I bought my copy of Blom’s “Encyclopédie”:http://www.amazon.com/exec/obidos/ASIN/0007149468/junius-20 yesterday afternoon and it promises to be an entertaining read rather than a scholarly one. Leafing through for Rousseau references I found that the author claims that JJR’s unexpected death in 1778 may have been suicide. This is the first time I’ve come across such a speculation and it is certainly at odds with what Maurice Cranston has to say in “The Solitary Self”:http://www.amazon.com/exec/obidos/ASIN/0226118665/junius-20 . Cranston tells us that Rousseau suffered a brief illness and died of a stroke. Incidentally, the relevant page of “The Solitary Self”:http://www.amazon.com/exec/obidos/ASIN/0226118665/junius-20 also covers Rousseau’s re-interrment in the Pantheon in 1794. The fashion these days on the libertarian right (you know, the sort of people who bang on about “the wisdom of the founders”) is to see the French and American revolutions as springing from very different impulses and to hold Rousseau as responsible for the collectivist faults of the French model. For many reasons I think this latter is deeply mistaken, but the American participation in the Pantheon ceremony at least reminds us that people back then didn’t see the two traditions as so sharply divided:

bq.
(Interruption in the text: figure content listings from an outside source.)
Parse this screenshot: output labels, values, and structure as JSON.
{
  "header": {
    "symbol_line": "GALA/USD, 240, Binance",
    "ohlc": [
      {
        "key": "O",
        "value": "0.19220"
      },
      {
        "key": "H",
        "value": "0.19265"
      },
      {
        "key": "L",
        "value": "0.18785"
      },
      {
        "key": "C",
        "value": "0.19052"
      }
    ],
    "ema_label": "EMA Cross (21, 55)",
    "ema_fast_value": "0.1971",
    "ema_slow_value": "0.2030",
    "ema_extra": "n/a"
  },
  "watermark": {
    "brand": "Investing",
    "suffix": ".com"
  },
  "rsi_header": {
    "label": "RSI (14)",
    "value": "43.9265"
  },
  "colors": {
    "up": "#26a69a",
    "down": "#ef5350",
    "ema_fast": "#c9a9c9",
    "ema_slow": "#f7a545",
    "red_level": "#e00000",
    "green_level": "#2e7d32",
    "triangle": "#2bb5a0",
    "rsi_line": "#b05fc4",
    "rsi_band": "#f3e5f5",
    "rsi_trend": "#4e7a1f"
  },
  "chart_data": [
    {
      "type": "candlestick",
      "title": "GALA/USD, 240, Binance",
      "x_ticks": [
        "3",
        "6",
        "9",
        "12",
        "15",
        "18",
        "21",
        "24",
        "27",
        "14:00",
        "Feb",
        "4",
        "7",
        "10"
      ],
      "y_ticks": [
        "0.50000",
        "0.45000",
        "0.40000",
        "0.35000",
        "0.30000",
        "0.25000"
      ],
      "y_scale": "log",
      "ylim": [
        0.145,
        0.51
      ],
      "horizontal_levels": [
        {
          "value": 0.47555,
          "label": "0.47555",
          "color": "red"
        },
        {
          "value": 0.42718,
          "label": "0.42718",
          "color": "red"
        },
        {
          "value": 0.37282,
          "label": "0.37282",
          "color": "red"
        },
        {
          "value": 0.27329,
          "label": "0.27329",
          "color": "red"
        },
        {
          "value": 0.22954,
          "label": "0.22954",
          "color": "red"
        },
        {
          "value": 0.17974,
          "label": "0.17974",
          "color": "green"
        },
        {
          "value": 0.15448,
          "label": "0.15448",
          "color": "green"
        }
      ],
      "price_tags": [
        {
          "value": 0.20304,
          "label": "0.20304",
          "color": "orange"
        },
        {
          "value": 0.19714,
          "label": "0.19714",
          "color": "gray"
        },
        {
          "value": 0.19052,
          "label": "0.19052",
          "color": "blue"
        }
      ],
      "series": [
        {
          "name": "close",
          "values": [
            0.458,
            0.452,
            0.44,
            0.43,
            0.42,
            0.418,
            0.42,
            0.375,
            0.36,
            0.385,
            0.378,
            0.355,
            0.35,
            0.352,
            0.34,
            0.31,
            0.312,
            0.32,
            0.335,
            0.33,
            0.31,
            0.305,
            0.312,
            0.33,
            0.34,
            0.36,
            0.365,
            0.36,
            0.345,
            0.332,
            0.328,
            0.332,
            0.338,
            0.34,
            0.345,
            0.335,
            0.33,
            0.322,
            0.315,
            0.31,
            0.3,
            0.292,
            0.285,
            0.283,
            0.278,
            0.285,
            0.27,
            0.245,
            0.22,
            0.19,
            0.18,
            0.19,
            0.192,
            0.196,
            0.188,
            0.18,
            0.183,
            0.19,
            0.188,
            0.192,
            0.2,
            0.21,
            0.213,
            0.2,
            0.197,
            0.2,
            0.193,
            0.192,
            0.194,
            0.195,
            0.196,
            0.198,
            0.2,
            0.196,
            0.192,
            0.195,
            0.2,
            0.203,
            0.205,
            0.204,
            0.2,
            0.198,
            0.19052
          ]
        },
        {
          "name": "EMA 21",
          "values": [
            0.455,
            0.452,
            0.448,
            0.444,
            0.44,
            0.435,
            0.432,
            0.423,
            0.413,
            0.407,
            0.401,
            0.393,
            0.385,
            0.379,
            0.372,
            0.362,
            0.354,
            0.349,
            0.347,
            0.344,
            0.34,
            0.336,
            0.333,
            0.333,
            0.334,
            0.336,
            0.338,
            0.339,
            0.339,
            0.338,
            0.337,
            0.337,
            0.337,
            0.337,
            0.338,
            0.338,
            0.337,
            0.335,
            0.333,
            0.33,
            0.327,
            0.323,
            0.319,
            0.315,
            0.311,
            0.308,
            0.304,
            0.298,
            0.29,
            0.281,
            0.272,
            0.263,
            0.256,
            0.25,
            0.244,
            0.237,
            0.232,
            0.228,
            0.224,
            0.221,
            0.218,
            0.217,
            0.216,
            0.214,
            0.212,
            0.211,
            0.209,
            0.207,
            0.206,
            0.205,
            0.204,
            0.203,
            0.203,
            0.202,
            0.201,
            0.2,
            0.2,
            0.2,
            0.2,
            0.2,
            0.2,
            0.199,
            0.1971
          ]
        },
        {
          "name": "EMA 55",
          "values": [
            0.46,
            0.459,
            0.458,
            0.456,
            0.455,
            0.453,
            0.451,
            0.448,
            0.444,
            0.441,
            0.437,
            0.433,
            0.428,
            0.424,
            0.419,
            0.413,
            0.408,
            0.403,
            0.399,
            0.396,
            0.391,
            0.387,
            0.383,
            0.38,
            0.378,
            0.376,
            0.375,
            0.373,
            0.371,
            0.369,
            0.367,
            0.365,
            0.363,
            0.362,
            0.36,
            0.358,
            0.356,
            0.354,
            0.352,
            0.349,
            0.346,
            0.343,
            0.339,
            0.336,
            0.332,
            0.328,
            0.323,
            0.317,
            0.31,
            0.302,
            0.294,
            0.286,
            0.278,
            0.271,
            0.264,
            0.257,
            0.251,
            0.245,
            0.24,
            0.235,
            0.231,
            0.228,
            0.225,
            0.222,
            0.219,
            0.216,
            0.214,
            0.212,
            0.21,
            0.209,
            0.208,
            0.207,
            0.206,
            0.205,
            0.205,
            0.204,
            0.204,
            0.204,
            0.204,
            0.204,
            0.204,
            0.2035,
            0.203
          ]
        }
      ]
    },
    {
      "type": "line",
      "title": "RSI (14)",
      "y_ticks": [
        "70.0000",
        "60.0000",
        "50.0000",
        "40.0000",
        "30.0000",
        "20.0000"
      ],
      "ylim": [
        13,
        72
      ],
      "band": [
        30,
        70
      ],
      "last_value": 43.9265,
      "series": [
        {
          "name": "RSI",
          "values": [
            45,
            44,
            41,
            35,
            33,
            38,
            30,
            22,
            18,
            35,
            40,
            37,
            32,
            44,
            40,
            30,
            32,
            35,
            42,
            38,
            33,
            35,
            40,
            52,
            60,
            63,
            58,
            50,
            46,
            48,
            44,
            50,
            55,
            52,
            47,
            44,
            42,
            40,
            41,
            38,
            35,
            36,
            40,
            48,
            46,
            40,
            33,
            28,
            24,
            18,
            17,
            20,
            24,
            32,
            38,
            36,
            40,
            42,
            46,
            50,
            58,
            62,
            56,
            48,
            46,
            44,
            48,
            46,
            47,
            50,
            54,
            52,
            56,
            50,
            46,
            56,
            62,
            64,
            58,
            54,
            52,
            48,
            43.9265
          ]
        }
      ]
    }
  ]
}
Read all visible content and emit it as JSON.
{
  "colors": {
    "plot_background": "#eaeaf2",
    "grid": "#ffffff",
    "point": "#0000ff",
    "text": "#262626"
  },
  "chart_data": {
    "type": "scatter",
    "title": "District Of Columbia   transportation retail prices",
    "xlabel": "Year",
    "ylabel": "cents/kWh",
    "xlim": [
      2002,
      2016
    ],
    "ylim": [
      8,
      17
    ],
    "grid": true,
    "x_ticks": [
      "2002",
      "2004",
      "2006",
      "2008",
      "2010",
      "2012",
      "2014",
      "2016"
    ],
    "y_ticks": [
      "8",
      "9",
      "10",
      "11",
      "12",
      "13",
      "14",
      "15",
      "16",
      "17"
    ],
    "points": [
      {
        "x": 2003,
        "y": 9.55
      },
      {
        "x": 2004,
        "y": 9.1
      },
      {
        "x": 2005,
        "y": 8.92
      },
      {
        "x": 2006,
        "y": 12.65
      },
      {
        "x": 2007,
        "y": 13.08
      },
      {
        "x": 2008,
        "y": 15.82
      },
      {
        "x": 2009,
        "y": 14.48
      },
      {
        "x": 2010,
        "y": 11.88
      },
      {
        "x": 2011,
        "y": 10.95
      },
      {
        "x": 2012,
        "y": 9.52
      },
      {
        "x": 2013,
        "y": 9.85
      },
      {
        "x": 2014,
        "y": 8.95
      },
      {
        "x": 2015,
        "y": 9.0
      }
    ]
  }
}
The procession escorting Rousseau’s remains was led by a captain of the United States Navy carrying the stars and stripes, along with others bearing the tricolour and the flag of republican Geneva. At the end came members of the national legislature, preceded by their “beacon”, _The Social Contract_ . The American Minister in Paris, James Monroe, accompanied by his staff, was the only foreign guest invited to witness the ceremony inside the Pantheon. (p. 186).

{ 4 comments }

1

John Isbell 09.03.04 at 2:54 pm

Discussion of JJR’s possible suicide was routine after his death. See for instance Mme de Stael’s “Lettres sur Jean-Jacques Rousseau”, 1788.

2

kevin donoghue 09.03.04 at 6:18 pm

It may be true that “people back then didn’t see the two traditions as so sharply divided” but it can’t have been too easy for them to figure out what the hell was going on. Robespierre had just been overthrown when Monroe arrived and the USA was busy negotiating the Jay treaty with Britain. If the French had known about that there probably wouldn’t have been any foreign guests in the Pantheon.

3

jrv 09.03.04 at 9:12 pm

Edmund Burke’s “Reflections on the Revolution in France” focused quite nicely on the differences between the American and French Revolutions, as seen in England and by many in the US who admired Burke. Other perspectives developed in America with the experiences of Thomas Paine, who was rotting in a French prison when Monroe arrived at the Pantheon. Monroe had to lobby the Committee on Public Safety for a stay of his execution. Of course Paine was soon after despised in America with the publication of The Age of Reason, which is reason enough to think Americans had different views of the American and French Revolution without libertarian influence.

4

Phill 09.04.04 at 1:15 am

The big difference was the context. The US revolution began with a political objective, it was the lack of representation that was the primary issue. The French revolution was largely the result of an economic failure. The Russian revolution the result of a political failure – WWI.

What is interesting about the US revolution is that it is rare in that the causes were almost exclusively political. A political problem usually gets resolved within the political process.